Canine rescue organizations (and those who have had dogs) warn us about the time, the expense and the energy, especially with a puppy. For me, the drudgery pales to more important long-term considerations.
A few months ago, when I finally decided not to adopt, I wrote “Stepping into Someone Else’s Paws. Writing gave me closure on a months-long period of rumination.* My point was that living with dog is no less a relationship than with a person.
Would we click? How would we negotiate my space? What did I need to give of myself? What about him/her would make me happy in return?
I’d knew I’d be in that relationship, for better and worse, ’til death do us part. But if the puppy and I had that chemistry, whatever I spent — in dollars, time, or energy — would be well worth it. Our bond would blossom into a deeply satisfying, affectionate, joyful and life-affirming connection. Indeed, a recent New York Times article noted that dog owners have healthier hearts. We also have fuller hearts.
Because I’ve had two dogs in my adult life, I knew when I wrote that post last July that my next dog would not matter more than my beloveds. But that being would be right up there — not human but in a category of its own.
As one dog owner reminded me when I first adopted Bogey, “Each one is different but they are all special.” And each of these was…
Bogey died a year-and-a-half ago.
I kept saying that the “right” dog would somehow come into my life.
And now he has. His name is Rocky, and it was love at first sight. I looked in his eyes and knew he was the one. I heard him whisper in my ear, “Mommy take me home.” The video above was taken minutes after we met.

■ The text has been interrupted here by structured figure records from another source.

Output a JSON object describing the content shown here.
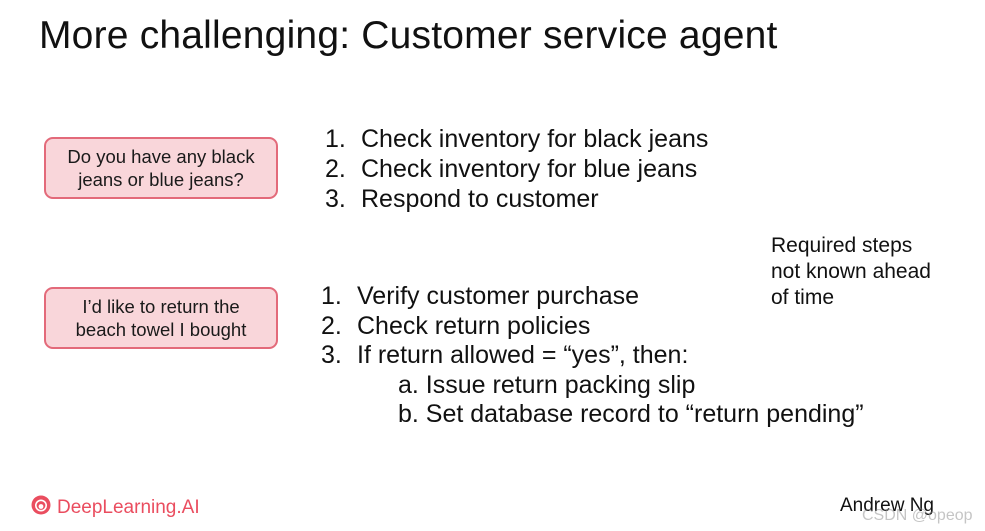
{
  "slide": {
    "title": "More challenging: Customer service agent"
  },
  "example1": {
    "query_lines": [
      "Do you have any black",
      "jeans or blue jeans?"
    ],
    "steps": [
      {
        "num": "1.",
        "text": "Check inventory for black jeans"
      },
      {
        "num": "2.",
        "text": "Check inventory for blue jeans"
      },
      {
        "num": "3.",
        "text": "Respond to customer"
      }
    ]
  },
  "example2": {
    "query_lines": [
      "I’d like to return the",
      "beach towel I bought"
    ],
    "steps": [
      {
        "num": "1.",
        "text": "Verify customer purchase"
      },
      {
        "num": "2.",
        "text": "Check return policies"
      },
      {
        "num": "3.",
        "text": "If return allowed = “yes”, then:"
      }
    ],
    "substeps": [
      "a. Issue return packing slip",
      "b. Set database record to “return pending”"
    ]
  },
  "note": {
    "lines": [
      "Required steps",
      "not known ahead",
      "of time"
    ]
  },
  "footer": {
    "logo_text": "DeepLearning.AI",
    "logo_icon": "deeplearning-ai-logo-icon",
    "author": "Andrew Ng",
    "watermark": "CSDN @opeop"
  },
  "colors": {
    "bubble_fill": "#f9d6da",
    "bubble_border": "#e36a7a",
    "brand": "#ea4d5f"
  }
}
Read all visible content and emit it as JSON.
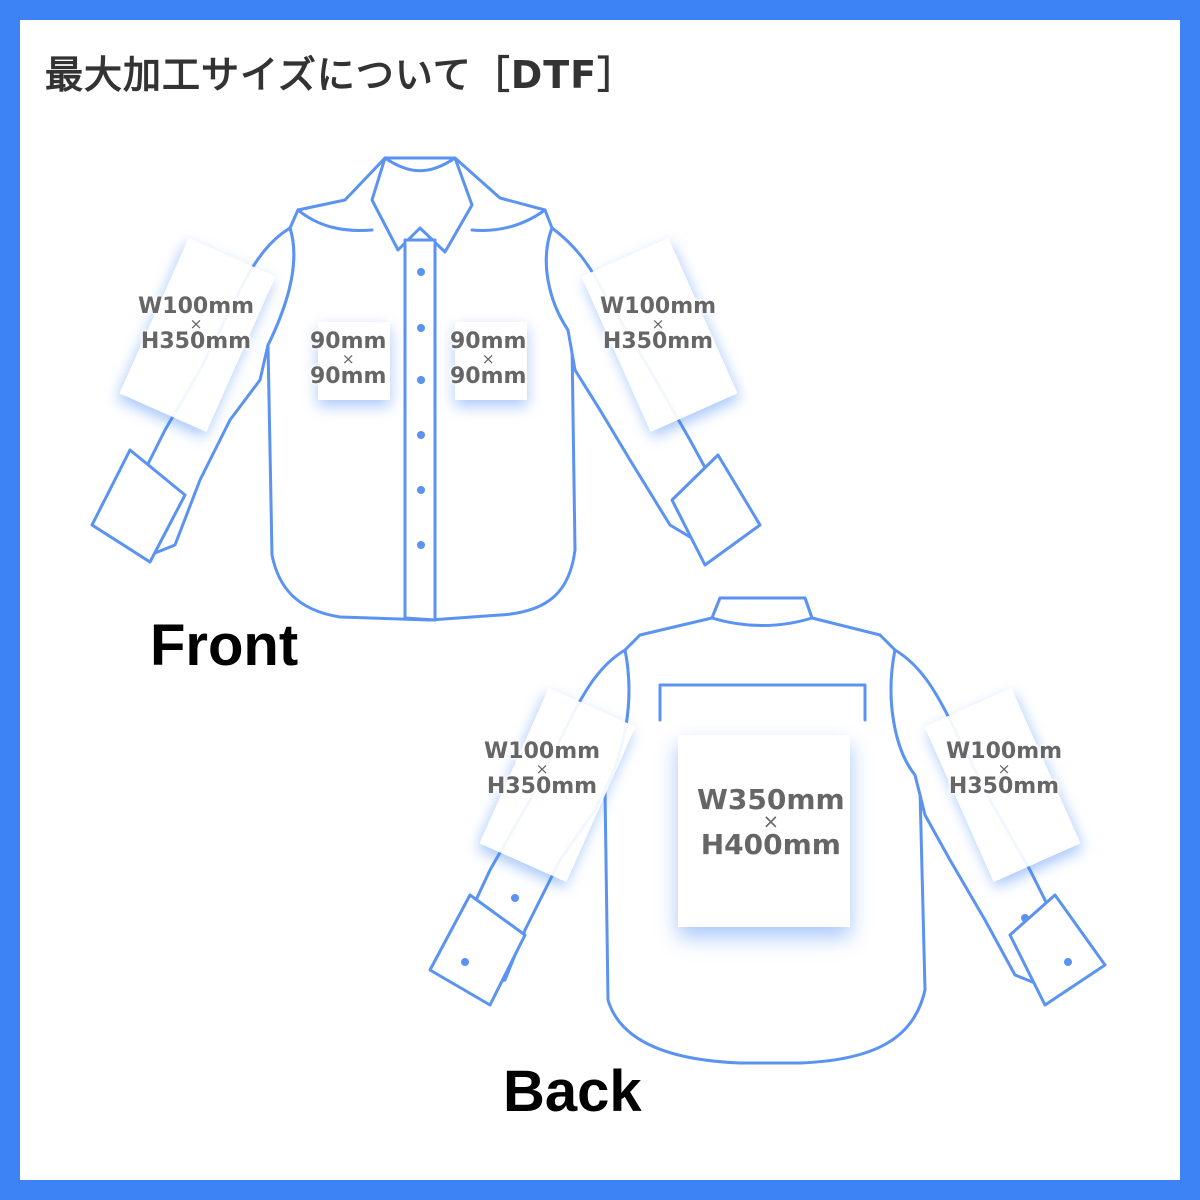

Rocky was born somewhere in Ohio. Unwanted because he couldn’t reproduce (undescended testicles), he was one of several dozen rescues loaded onto a van bound for an “adoption event” in Brooklyn. Because he was a last-minute addition, his photo wasn’t on the In Our Hands Rescue website. I spotted him in a volunteer’s arms. “He’s our mystery pup.”
Yesterday was our one-week anniversary and his 12-week birthday. He might be a parti poodle or a poo mix. It doesn’t matter. I’m not allergic to him, and he’ll be portable — the vet estimates 8 pounds — a must in my peripatetic existence. Most important, as my dear departed friend Zelda (who almost made it to 105) might have put it: “He is delicious.”
I can’t say we know each other yet. But in this short time, this 3-pound-4-ounce toddler dog and I have indeed “clicked.” He has already become my housemate, my companion, and a joy.
From our first day of cohabitation, Rocky eased into my home. We belonged together. (It didn’t hurt that he slept through the night!)
Der mentsch tracht un Gott lacht — man plans and God laughs. My grandparents sometimes spoke Yiddish so the kinder wouldn’t understand, but I never learned the language. I can’t pronounce the words and have no idea whether the spelling is right. Still, I write it, because the phrase resonates.
In AA, they proffer similar advice, “Let go and let God.” I couldn’t.
Instead, I took the wheel. I tried to make a next dog happen — in my way and on my time table. And as soon as I stopped trying, I found the dog of my dreams.
Lesson learned. Lucky me.
Gail says
Such a good summary and explanation about the 3 important canines in your life.
Melinda Blau says
And, you, not a dog lover. Therefore, your appreciation means that much more to me!